The village of Phini, in the scenic Troödos Mountains Photo: Alamy
At last, tourists are returning to Cyprus, says Paul Kendall, who ‘risked’ a holiday there at the height of its banking crisis on Telegraph.
Beside a coastal road, outside an empty villa, stands a billboard for the Cyprus Samaritans. “We listen. We care,” it says. “When times are hard, contact us.” The advertisement isn’t new; the Samaritans have been operating in Cyprus since 1997, but never before has its message been so relevant. Earlier this year, Cyprus’s government staged an unprecedented raid on its citizens’ bank accounts. Anything over €100,000 (£85,000) in the country’s two biggest banks was frozen with immediate effect; today it’s still not clear whether any of it will ever be returned.
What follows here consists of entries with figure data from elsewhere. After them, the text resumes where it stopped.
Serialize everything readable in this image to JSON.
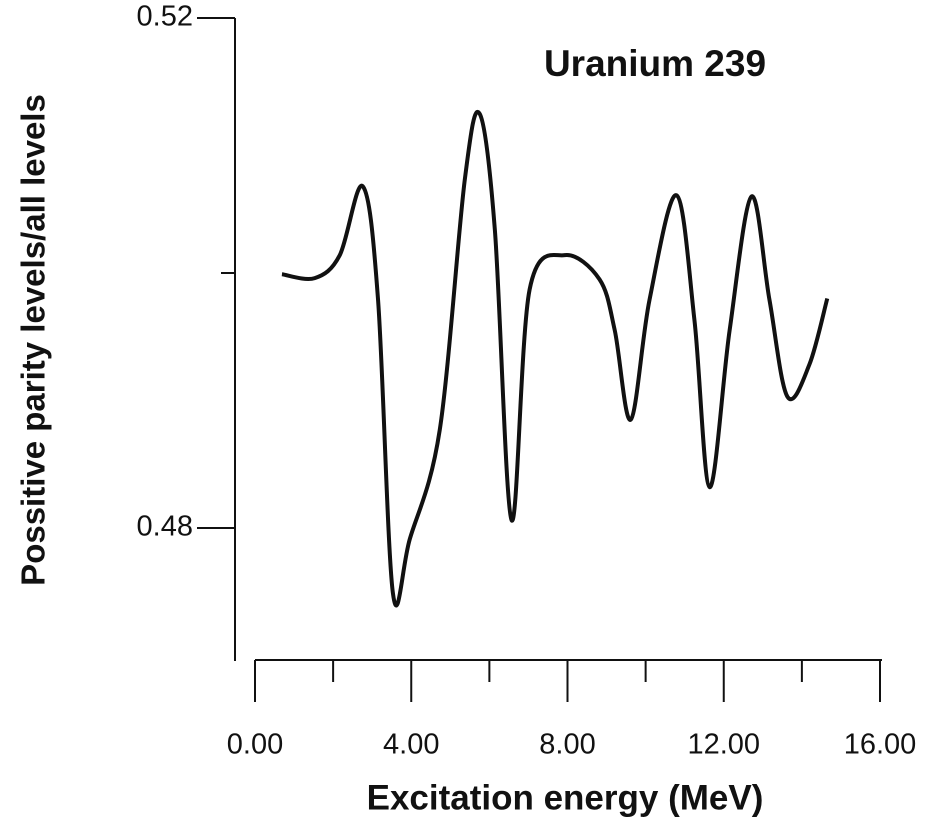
{
  "chart_data": {
    "type": "line",
    "title": "Uranium 239",
    "x_label": "Excitation energy (MeV)",
    "y_label": "Possitive parity levels/all levels",
    "x": [
      0.69,
      1.53,
      2.17,
      2.76,
      3.15,
      3.53,
      3.96,
      4.73,
      5.37,
      5.75,
      6.14,
      6.57,
      7.03,
      7.93,
      8.82,
      9.21,
      9.62,
      10.1,
      10.79,
      11.25,
      11.64,
      12.15,
      12.71,
      13.17,
      13.63,
      14.19,
      14.65
    ],
    "series": [
      {
        "color": "#111111",
        "values": [
          0.4999,
          0.4996,
          0.5014,
          0.5068,
          0.4979,
          0.4749,
          0.4791,
          0.4877,
          0.5073,
          0.5125,
          0.5034,
          0.4806,
          0.4987,
          0.5014,
          0.4995,
          0.4955,
          0.4885,
          0.4979,
          0.5061,
          0.4963,
          0.4832,
          0.4955,
          0.506,
          0.4979,
          0.4903,
          0.4928,
          0.498
        ]
      }
    ],
    "xlim": [
      0,
      16
    ],
    "xticks": [
      {
        "value": 0,
        "label": "0.00"
      },
      {
        "value": 4,
        "label": "4.00"
      },
      {
        "value": 8,
        "label": "8.00"
      },
      {
        "value": 12,
        "label": "12.00"
      },
      {
        "value": 16,
        "label": "16.00"
      }
    ],
    "xticks_minor": [
      2,
      6,
      10,
      14
    ],
    "ylim": [
      0.4696,
      0.52
    ],
    "yticks": [
      0.48,
      0.52
    ],
    "yticks_minor": [
      0.5
    ],
    "grid": false
  }
}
The move – carried out at the insistence of the European Union and the International Monetary Fund – left countless retirement plans in tatters. It also brought to a screeching halt a cavalier economic experiment which had seen Cyprus’s banking sector grow to eight times the size of the country’s GDP, a figure higher than in Iceland or Ireland, two of Europe’s biggest basket cases.
To make matters worse, when Cyprus needed them most, its holidaymakers stopped coming. In the run-up to Easter, when Cyprus is usually one of the most popular destinations for British tourists, bookings fell through the floor. The website Lastminute.com reported a 75 per cent drop compared with the same period last year; hotels that would normally have been packed were left deserted.
You couldn’t blame tourists for staying away. Photographs of long queues for cashpoint machines and reports in the papers of strict capital controls suggested it would be difficult to get money out. Retailers were on the brink of bankruptcy and those that survived were not taking cards. Worst of all, the Foreign Office’s advice – that holidaymakers should take enough cash to “cover the duration of their stay” – seemed to be a recipe for muggings.
“Advising people to take large amounts of cash to a place where people are desperate for it is an open invitation to criminals,” said one MP.